Creating Ripples in Their Community
Often, one person’s actions can spark change in the lives of a whole community. In the case of one of our very own teammates, Cheryl Cody, this action sparked the change needed for one of Chicago’s most vulnerable populations—the children.
Cheryl attended Villagewide four years ago, at which time she was touched by the impactful author and speaker Liz Murray, who spoke about her personal connection with childhood hunger and how an incredible program called Blessings in a Backpack is helping to fill a void left for underprivileged children—those children who receive breakfast and lunch programs during the week at school, but are often left hungry through the weekend because they lack resources at home. With support of the program, these children are given enough food each Friday to ward off that hunger.
After hearing about Blessings in Backpack, Cheryl contacted multiple Chicago schools already participating in the program and eventually narrowed her focus to one school most in need of assistance—Washington Elementary School.
With the help of Team Fusion, Cheryl organized an auction the following year, which ended up raising more than $10,000 from teammate-donated items.
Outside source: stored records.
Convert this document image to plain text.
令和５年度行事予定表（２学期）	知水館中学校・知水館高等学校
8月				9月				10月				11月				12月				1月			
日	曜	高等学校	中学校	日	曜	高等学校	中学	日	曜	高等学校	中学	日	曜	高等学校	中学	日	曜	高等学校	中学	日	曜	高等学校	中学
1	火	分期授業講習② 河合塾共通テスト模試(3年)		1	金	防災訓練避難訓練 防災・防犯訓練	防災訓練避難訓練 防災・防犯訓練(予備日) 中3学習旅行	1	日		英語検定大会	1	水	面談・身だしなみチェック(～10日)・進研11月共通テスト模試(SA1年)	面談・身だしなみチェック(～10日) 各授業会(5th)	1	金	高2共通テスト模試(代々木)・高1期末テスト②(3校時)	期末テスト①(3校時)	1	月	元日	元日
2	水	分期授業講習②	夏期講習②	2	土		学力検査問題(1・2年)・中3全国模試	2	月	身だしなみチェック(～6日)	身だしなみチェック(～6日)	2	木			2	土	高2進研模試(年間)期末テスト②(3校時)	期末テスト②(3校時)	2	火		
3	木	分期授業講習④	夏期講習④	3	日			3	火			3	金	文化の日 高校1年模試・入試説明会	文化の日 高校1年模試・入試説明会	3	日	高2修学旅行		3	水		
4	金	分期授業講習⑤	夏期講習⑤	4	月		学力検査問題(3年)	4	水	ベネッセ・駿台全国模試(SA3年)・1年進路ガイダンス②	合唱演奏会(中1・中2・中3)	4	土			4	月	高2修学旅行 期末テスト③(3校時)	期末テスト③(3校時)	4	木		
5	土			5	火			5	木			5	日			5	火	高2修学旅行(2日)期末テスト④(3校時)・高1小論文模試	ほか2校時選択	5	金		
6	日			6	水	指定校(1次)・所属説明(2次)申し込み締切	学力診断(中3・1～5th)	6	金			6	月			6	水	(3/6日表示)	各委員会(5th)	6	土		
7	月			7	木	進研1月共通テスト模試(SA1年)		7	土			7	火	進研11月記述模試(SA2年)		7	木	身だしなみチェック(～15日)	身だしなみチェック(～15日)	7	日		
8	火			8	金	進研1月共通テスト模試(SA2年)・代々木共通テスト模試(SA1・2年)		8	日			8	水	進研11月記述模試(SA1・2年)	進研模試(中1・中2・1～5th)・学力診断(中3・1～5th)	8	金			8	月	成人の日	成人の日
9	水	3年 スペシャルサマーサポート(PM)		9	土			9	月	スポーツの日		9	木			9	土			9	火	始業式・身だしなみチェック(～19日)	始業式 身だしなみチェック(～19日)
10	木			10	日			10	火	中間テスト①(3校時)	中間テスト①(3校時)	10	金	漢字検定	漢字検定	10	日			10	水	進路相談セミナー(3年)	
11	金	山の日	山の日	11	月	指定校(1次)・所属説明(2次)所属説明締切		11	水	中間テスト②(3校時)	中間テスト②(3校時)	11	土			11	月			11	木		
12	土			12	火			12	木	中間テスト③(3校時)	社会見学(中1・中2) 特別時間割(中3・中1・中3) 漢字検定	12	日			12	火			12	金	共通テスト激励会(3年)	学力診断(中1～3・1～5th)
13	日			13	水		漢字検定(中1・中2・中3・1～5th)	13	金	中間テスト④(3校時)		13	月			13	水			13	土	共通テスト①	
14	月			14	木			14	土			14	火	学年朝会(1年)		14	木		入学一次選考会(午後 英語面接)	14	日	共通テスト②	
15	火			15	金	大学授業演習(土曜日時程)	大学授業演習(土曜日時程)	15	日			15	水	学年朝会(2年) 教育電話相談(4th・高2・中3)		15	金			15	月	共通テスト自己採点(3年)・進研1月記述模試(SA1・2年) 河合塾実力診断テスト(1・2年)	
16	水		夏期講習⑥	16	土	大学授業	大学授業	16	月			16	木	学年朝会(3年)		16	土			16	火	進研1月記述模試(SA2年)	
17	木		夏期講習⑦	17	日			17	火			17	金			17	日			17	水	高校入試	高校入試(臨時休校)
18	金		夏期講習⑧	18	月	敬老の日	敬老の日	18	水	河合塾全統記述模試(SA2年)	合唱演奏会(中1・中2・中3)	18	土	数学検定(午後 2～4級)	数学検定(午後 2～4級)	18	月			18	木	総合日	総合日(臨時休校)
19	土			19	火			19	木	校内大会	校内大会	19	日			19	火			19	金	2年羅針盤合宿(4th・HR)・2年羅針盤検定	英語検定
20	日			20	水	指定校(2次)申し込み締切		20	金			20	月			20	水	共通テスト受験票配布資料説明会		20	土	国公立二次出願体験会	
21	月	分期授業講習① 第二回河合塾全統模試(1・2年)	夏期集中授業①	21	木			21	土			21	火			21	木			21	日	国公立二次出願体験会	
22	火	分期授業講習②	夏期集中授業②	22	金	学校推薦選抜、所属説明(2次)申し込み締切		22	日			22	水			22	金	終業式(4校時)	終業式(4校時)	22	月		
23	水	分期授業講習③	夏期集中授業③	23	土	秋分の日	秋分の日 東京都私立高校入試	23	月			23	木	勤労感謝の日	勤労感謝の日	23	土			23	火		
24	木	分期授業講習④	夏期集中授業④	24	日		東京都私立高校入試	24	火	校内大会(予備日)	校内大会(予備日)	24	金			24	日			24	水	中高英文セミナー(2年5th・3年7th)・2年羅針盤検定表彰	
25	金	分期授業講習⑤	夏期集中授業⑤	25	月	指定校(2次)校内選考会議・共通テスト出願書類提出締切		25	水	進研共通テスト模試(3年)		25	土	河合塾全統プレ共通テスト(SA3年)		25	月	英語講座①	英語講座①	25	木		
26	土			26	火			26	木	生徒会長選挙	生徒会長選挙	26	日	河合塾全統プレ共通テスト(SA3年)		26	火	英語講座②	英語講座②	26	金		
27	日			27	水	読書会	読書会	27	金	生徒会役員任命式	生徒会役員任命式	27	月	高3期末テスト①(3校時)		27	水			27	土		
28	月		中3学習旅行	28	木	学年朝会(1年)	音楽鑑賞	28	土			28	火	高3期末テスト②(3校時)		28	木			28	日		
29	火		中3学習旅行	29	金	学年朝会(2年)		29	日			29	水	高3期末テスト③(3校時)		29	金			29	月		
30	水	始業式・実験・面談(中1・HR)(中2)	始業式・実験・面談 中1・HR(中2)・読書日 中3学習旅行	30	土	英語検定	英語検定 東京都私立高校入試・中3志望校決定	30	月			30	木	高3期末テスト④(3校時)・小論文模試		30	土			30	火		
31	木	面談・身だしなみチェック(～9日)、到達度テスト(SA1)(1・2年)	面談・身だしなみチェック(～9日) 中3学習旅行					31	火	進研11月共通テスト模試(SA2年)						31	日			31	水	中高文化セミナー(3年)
“We were amazed by how much money we raised,” Cheryl said. “When we presented [the school] with the check they cried, the principal cried. It was an amazing reaction.”
Each year at the Fusion Directors meeting, two auctions (one silent and one live) are held to raise funds for the Blessings in a Backpack program at Washington Elementary School. Over the past four years—from Cheryl’s vision and through the generosity of the Fusion Directors, DVPs and special guests—the Fusion team has been able to donate more than $50,000, along with jackets, boots and non-perishables.
Cheryl’s efforts have not only made a vital impact on Blessings in a Backpack and Washington Elementary School, but her outpouring of altruism has spread to other teammates, as well as the community as a whole.
“I have never seen such generosity from my colleagues, and from other people that don’t even attend our meetings,” Cheryl said. “Everyone’s asking when they can help. So many people want to go to schools and work with kids. I believe, from listening to my colleagues, that they are doing more in their communities after being a part of this.”